In 2009, Bach founded Serving His Children, aiming to aid malnourished children. This center evolved into supporting dying children via a makeshift ICU room.
Despite not having any medical training, Bach routinely diagnosed children, administered IVs, performed blood transfusions, and supervised children in intensive care. Over the eight-year history of Serving His Children, the center reported 105 children in its care had died, though activists allege the numbers are much higher. The inherent controversy is that Bach represented herself as a medical professional to mothers of malnourished children, potentially contributing to their deaths. An honest examination of the impact of colonialism, and the white supremacy that enables it, is absent from Bach’s work.
But to put this injustice solely on Bach, or even white evangelicals, is hypocritical without examining the Catholic Church’s enablement of colonialism and racial inequality.
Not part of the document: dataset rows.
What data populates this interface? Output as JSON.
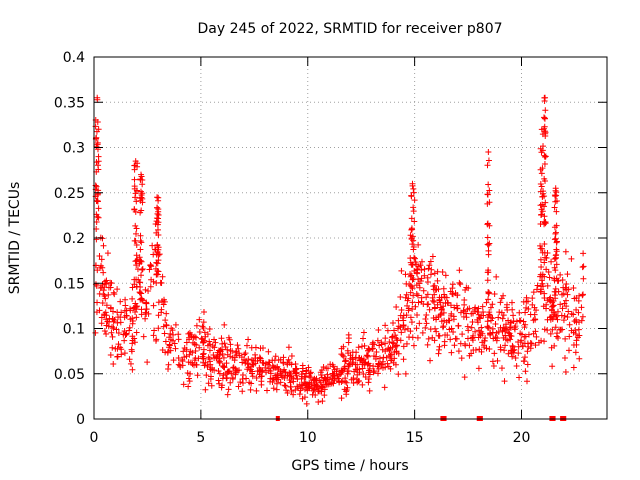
{
  "chart_data": {
    "type": "scatter",
    "title": "Day 245 of 2022, SRMTID for receiver p807",
    "xlabel": "GPS time / hours",
    "ylabel": "SRMTID / TECUs",
    "xlim": [
      0,
      24
    ],
    "ylim": [
      0,
      0.4
    ],
    "x_ticks": [
      0,
      5,
      10,
      15,
      20
    ],
    "y_ticks": [
      0,
      0.05,
      0.1,
      0.15,
      0.2,
      0.25,
      0.3,
      0.35,
      0.4
    ],
    "x_tick_labels": [
      "0",
      "5",
      "10",
      "15",
      "20"
    ],
    "y_tick_labels": [
      "0",
      "0.05",
      "0.1",
      "0.15",
      "0.2",
      "0.25",
      "0.3",
      "0.35",
      "0.4"
    ],
    "grid": true,
    "marker": "+",
    "color": "#ff0000",
    "gap_markers_x": [
      8.6,
      16.3,
      16.4,
      18.0,
      18.1,
      21.4,
      21.5,
      21.9,
      22.0
    ],
    "trend": {
      "x": [
        0,
        0.2,
        0.5,
        1,
        1.5,
        2,
        2.5,
        3,
        3.5,
        4,
        5,
        6,
        7,
        8,
        9,
        10,
        10.5,
        11,
        12,
        13,
        13.5,
        14,
        14.5,
        15,
        15.5,
        16,
        17,
        18,
        19,
        20,
        20.5,
        21,
        21.5,
        22,
        22.5,
        23
      ],
      "y": [
        0.16,
        0.2,
        0.14,
        0.1,
        0.09,
        0.13,
        0.13,
        0.16,
        0.09,
        0.07,
        0.08,
        0.065,
        0.06,
        0.055,
        0.05,
        0.04,
        0.035,
        0.045,
        0.06,
        0.065,
        0.07,
        0.08,
        0.11,
        0.16,
        0.14,
        0.12,
        0.11,
        0.1,
        0.1,
        0.09,
        0.1,
        0.15,
        0.12,
        0.12,
        0.1,
        0.15
      ]
    },
    "spikes": [
      {
        "x": 0.15,
        "peak": 0.355,
        "width": 0.15
      },
      {
        "x": 1.95,
        "peak": 0.285,
        "width": 0.2
      },
      {
        "x": 2.2,
        "peak": 0.27,
        "width": 0.15
      },
      {
        "x": 2.95,
        "peak": 0.245,
        "width": 0.15
      },
      {
        "x": 14.9,
        "peak": 0.26,
        "width": 0.2
      },
      {
        "x": 18.45,
        "peak": 0.295,
        "width": 0.1
      },
      {
        "x": 20.95,
        "peak": 0.32,
        "width": 0.12
      },
      {
        "x": 21.1,
        "peak": 0.355,
        "width": 0.1
      },
      {
        "x": 21.6,
        "peak": 0.255,
        "width": 0.12
      }
    ]
  }
}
Catholics must confront the church’s involvement in colonialism and the present-day effects, as well as work to undo structures of sin that perpetuate this evil. We must also look to Pope Francis, who throughout his pontificate has denounced colonialism.
Savior Complex is a reminder that the faithful must join Pope Francis in undoing the chains of colonialism in Africa not as saviors but as servants—mindful of our privileges in the West gained from colonial exploitation.